When the pandemic shutdowns first started to lift and people were slowly being allowed to go out to eat again, special accommodations were made for restaurants so they would be able to serve diners while still maintaining social distancing protocols. In New York City, as with many other places, exemptions to zoning laws were made to allow for outdoor dining areas under canopies on the sidewalks. This worked out well enough for a while unless there was an ice storm going on. But what the city didn’t seem to anticipate was that diners really wound up loving the outdoor eating option. The City Council has been getting a lot of feedback over this and moved this month to make the exemptions for sidewalk dining permanent.

While tourists and well-off diners liked the option, however, it hasn’t been at all popular with the residents who live on the same streets as some of these restaurants. At a recent City Council meeting, many of them showed up to blast the mayor and the members of the council for the decision. They seemed to be accepting of the changes as an unfortunate necessity while the pandemic restrictions were still in place, but now they want the practice ended. They claim that their quality of living is being severely impacted by a variety of factors including rats, most of which are nowhere near as adorable as the famous Pizza Rat. (CBS New York)

The city’s plan to make outdoor dining permanent is meeting a lot of resistance from local residents.

They say noise, rats and lack of space are just some of the problems, CBS2’s Aundrea Cline-Thomas reported Monday.

Residents in the West Village sounded off to the community board that is tasked with providing input on what will be the regulations for the new law. They said they want to support their local businesses, but when the pandemic is over the outdoor dining structures should be gone, too.

These don’t sound like trivial complaints. There had always been prohibitions against setting up dining facilities on the sidewalks and they were there for a reason. The outdoor dining areas generate noise, both from normal restaurant chatter and clatter to music blasting out from inside of the building. The canopies and seating areas frequently take up nearly the entire sidewalk, forcing residents to walk along the edge of the street or over the storm grates. (That’s particularly problematic for people wearing heels or using a cane to get around.) And the food waste and trash that inevitably winds up under the tables is reportedly attracting rats in numbers not previously seen.

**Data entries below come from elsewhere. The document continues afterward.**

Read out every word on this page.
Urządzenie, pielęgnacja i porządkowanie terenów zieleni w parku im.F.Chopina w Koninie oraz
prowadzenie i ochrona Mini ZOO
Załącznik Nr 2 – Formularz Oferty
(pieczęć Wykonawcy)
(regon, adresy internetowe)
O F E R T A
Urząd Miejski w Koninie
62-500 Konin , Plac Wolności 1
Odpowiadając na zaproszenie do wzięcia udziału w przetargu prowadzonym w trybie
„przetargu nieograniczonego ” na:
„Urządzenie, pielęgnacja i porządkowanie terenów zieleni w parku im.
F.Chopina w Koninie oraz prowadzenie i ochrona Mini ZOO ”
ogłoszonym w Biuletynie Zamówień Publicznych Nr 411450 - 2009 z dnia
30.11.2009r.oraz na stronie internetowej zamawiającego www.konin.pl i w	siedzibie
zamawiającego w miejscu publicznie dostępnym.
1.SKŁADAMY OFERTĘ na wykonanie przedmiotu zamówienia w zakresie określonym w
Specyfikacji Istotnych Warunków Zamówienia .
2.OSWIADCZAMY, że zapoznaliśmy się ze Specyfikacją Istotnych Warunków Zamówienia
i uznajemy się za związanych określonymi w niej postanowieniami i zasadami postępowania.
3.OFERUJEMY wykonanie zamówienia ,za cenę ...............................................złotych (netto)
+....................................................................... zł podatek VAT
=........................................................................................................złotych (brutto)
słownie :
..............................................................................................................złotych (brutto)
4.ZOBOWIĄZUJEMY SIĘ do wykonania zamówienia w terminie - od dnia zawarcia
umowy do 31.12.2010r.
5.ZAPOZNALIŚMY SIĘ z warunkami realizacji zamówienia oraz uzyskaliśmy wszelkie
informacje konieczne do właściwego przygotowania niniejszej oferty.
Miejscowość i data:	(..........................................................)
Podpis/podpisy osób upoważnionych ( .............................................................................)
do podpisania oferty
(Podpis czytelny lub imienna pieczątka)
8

What was Mayor Bill de Blasio’s response to these calls for help from the residents of these neighborhoods? He put out a statement saying, “Outdoor dining saved 100,000 jobs. A stance against outdoor dining is a stance against this city’s recovery. It’s here to stay.”

So the Mayor essentially flipped the bird at his own voters in a way that only a term-limited, lame-duck mayor can. But his argument obviously makes no sense and the residents won’t be quiet about it. The outdoor dining option may have saved tens of thousands of jobs during the time of the pandemic restrictions, but that’s only because the government limited where people could gather and how many were allowed to be there. Those limits have been lifted and the restaurants are now able to go back to serving as many people as they used to indoors.

Also, with crime rates still rising, the sidewalks in New York City aren’t all that safe to begin with. Forcing pedestrians off of them and into the streets so they can navigate around the outdoor dining areas just makes people all the more unsafe. But in the end, it comes back to the same question we always raise when issues of poor governance arise in our major cities. If you people who are complaining are that unhappy about the poor treatment you receive and the bad choices made by your elected officials, why do you keep voting for them?